Adapun firman Allah Swt.: dan disebut nama-Nya di dalamnya. (An-Nur:
36) Ibnu Abbas mengatakan, makna yang dimaksud ialah dibaca kitabnya (Al-Qur'an)
di dalamnya.
*******************
Firman Allah Swt.:
{يُسَبِّحُ
لَهُ فِيهَا بِالْغُدُوِّ وَالآصَالِ}
bertasbih kepada Allah di dalam masjid-masjid itu, pada waktu pagi dan
waktu petang. (An-Nur: 36)
Yakni di waktu-waktu pagi hari dan waktu-waktu petang hari. Al-A'sal
bentuk jamak dari asil yang artinya penghujung siang hari.
Sa'id ibnu Jubair telah meriwayatkan dari Ibnu Abbas, bahwa setiap lafaz
tasbih yang terdapat di dalam Al-Qur'an artinya salat. Ali ibnu Abu Talhah telah
meriwayatkan dari Ibnu Abbas, yang dimaksud dengan al-guduwwi ialah salat
subuh, dan yang dimaksud dengan a sal ialah salat asar. Kedua salat ini
merupakan salat yang mula-mula difardukan oleh Allah Swt.
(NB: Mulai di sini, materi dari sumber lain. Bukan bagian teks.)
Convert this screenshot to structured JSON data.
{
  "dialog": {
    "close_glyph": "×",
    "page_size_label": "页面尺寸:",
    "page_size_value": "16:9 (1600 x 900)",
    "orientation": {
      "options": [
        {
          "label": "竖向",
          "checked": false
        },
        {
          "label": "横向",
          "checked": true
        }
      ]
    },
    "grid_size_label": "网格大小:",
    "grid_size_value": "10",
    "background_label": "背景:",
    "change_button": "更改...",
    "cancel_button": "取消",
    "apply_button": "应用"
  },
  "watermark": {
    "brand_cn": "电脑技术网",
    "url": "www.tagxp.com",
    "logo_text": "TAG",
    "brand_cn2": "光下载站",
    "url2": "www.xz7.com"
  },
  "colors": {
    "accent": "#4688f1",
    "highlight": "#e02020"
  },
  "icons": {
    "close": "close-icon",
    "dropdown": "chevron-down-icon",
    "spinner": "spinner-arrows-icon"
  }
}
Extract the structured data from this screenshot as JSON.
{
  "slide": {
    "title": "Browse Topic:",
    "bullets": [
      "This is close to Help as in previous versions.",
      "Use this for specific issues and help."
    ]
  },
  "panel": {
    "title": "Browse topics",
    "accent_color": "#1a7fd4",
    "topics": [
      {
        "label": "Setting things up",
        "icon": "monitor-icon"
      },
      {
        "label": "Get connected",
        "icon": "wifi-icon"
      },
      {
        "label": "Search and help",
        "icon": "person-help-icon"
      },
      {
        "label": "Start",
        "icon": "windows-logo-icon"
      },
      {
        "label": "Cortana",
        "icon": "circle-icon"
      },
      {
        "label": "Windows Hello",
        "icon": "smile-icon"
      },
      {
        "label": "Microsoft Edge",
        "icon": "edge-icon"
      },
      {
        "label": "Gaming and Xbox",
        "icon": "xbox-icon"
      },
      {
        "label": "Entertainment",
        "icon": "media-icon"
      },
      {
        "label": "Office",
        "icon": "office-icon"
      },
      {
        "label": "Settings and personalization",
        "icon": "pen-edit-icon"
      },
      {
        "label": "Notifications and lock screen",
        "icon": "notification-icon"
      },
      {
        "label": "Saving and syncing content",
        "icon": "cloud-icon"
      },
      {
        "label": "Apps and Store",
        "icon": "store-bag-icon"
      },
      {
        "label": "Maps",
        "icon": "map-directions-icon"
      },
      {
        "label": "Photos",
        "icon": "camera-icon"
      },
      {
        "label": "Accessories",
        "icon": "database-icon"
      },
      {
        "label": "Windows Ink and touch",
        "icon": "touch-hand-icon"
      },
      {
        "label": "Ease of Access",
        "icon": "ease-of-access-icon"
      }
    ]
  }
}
Karena itulah maka
Allah Swt. suka menyebutkan keduanya dan menceritakan keutamaan keduanya kepada
hamba-hamba-Nya.
Hal yang sama telah dikatakan oleh Al-Hasan dan Ad-Dahhak. bertasbih
kepada Allah di dalam masjid-masjid itu, pada waktu pagi dan waktu petang.
(An-Nur: 36) Yaitu salat.
Sebagian ulama ahli qiraat membacanya yusabbahu dengan mem-fathah-kan
huruf ba-nya, yakni di-mabni maf'ul-kans dan
di-waqaf-kan dengan waqaf tam pada firman-Nya, "Walasal"
Sedangkan firman berikutnya merupakan kalimat baru, sehingga artinya menjadi
seperti berikut: "Disucikan nama Allah di dalam masjid-masjid pada waktu pagi
dan waktu petang."
*******************
Adapun mengenai firman-Nya:
{رِجَالٌ
لَا تُلْهِيهِمْ تِجَارَةٌ وَلا بَيْعٌ عَنْ ذِكْرِ اللَّهِ}
laki-laki yang tidak dilalaikan oleh perniagaan dan tidak (pula)
oleh jual beli dari mengingati Allah. (An-Nur: 37)
seakan-akan ia menjadi tafsir dari fa'il (pelaku) yang tidak
disebutkan, seperti pengertian yang terdapat di dalam perkataan seorang
penyair:
لِيُبْكَ
يزيدُ، ضارعٌ لخُصُومة ...
ومُخْتَبطٌ مِمَّا تُطيح الطّوَائحُ ...
Kupenuhi seruanmu, hai Yazid, seorang
yang ganas dan tak pandang bulu dalam menghadapi persengketaan yang timbul dari
keadaan zaman.
Seakan-akan dikatakan, "Siapakah yang membuatnya menangis?" Maka dijawab,
"Ini yang membuatnya menangis." Dan seakan-akan dikatakan, "Siapakah yang
bertasbih kepada Allah di dalam masjid-masjid?" Maka dijawab, "Laki-laki."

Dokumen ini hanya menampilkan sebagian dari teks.